A primeira teoria, e talvez a mais popular, aponta para um simples “ladrão de cuecas”. Segundo relatos, um indivíduo não identificado vagueia pelas noites flavienses, atraído por roupa interior sénior. Há quem diga que tem uma queda por cuecas de algodão, especialmente com elásticos frouxos. Uma vizinha jura ter visto uma sombra a fugir com algo que parecia um par de cuecas cor-de-rosa. A polícia continua sem pistas e sem vontade de elaborar um relatório sobre o assunto.
Outros acreditam que o desaparecimento é obra de forças sobrenaturais. Alguns falam do espírito vingativo de uma costureira que jurou roubar toda a roupa interior que visse estendida ao relento. Reza a lenda que as cuecas desaparecem misteriosamente durante a noite, levadas por correntes de ar inexplicáveis e um leve aroma a lavanda.

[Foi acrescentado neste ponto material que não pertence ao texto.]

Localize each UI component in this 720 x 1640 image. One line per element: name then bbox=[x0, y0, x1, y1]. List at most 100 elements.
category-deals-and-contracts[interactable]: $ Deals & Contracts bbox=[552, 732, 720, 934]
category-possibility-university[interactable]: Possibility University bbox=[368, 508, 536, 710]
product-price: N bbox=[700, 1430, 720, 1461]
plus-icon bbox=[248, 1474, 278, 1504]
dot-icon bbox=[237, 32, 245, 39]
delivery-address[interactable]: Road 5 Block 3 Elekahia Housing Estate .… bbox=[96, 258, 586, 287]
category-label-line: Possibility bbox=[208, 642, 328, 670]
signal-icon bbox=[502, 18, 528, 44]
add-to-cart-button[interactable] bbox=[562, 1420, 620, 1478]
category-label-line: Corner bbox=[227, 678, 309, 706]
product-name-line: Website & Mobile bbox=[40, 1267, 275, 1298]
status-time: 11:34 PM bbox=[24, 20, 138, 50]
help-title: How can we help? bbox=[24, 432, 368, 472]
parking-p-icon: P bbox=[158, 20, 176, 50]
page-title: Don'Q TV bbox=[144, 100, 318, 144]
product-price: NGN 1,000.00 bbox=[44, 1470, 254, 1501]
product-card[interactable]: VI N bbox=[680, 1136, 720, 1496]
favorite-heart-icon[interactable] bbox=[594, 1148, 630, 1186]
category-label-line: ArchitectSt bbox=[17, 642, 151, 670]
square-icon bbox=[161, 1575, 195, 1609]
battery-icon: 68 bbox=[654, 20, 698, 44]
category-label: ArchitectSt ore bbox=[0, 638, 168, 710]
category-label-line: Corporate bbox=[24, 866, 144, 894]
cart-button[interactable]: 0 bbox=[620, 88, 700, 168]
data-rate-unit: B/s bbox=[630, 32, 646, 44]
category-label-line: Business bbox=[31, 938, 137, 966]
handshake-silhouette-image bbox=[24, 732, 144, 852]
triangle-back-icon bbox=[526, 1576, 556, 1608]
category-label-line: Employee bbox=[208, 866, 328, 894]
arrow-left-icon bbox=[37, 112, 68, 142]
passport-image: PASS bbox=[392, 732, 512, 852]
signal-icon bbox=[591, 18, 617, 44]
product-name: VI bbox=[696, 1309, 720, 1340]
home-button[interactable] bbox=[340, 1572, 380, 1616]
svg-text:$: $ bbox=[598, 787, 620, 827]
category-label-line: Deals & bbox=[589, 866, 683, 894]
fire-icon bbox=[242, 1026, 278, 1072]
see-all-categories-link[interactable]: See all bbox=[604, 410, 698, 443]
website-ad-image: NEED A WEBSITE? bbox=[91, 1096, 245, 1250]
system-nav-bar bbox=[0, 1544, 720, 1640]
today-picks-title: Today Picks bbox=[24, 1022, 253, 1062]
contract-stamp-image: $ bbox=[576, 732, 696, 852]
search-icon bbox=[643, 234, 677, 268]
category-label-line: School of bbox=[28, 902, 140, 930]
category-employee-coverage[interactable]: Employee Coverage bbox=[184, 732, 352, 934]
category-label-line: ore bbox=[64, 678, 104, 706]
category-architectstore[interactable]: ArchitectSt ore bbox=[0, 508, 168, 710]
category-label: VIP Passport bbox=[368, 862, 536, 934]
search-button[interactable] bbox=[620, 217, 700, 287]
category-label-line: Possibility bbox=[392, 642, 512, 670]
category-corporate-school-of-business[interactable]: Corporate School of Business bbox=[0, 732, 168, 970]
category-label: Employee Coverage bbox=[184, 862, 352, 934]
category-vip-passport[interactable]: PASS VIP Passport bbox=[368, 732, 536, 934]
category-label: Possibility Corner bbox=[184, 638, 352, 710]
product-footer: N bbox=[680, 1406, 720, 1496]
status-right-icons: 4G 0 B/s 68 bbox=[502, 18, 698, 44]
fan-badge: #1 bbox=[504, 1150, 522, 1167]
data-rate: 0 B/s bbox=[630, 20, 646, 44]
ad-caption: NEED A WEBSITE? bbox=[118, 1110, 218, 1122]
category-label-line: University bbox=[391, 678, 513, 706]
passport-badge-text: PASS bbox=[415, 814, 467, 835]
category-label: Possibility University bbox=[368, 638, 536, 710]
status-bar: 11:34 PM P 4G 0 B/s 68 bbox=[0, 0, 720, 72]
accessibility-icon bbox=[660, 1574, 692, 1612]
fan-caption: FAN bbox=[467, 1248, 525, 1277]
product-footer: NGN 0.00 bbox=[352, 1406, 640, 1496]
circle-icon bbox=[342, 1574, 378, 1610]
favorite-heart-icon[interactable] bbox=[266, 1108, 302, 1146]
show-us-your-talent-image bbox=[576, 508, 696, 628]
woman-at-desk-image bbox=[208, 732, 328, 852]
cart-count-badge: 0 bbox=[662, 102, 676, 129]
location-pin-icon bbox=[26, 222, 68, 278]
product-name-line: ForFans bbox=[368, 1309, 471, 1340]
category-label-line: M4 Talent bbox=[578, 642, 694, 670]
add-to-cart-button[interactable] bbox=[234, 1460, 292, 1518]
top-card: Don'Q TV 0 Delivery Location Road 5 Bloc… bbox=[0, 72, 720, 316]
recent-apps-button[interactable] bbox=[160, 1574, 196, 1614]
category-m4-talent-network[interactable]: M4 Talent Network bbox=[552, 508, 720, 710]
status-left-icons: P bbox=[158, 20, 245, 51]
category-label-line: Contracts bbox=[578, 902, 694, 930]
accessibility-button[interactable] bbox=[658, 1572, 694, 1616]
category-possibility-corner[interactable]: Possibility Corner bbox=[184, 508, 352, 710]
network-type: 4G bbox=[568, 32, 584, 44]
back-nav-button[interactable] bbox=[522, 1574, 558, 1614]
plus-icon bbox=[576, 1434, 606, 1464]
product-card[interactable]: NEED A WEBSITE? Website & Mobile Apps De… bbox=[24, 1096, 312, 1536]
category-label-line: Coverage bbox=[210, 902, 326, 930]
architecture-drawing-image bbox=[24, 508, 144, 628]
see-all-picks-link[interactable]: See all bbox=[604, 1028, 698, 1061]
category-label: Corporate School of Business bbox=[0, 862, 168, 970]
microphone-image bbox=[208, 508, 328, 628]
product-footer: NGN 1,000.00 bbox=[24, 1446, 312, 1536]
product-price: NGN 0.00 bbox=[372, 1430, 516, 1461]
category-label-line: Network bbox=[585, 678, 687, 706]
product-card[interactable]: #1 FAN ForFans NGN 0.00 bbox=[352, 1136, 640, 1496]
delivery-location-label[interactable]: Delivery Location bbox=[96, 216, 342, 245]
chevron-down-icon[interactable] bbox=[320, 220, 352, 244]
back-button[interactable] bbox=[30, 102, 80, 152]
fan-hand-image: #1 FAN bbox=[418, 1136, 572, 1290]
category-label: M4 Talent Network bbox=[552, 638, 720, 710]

Há também uma teoria científica. Um grupo de jovens do liceu, entusiastas da física quântica, afirma que as cuecas estão a atravessar portais dimensionais. Segundo eles, o algodão velho tem propriedades únicas que o tornam particularmente instável no tecido do espaço-tempo. As cuecas da avó estariam a viajar entre universos paralelos.
Entretanto, em Chaves, o pânico instala-se. As avós dormem com os gavetões trancados, os netos montam câmaras de vigilância junto aos estendais e há quem tenha começado a colocar chips nas cuecas.
Portanto, se vires algo estranho, não penses duas vezes! Tira as cuecas, esconde-as bem escondidas e alerta as autoridades. Juntos, podemos travar esta onda misteriosa. Junta-te ao movimento dos vigilantes da roupa interior, porque em tempos de incerteza, proteger as cuecas da avó é um dever cívico!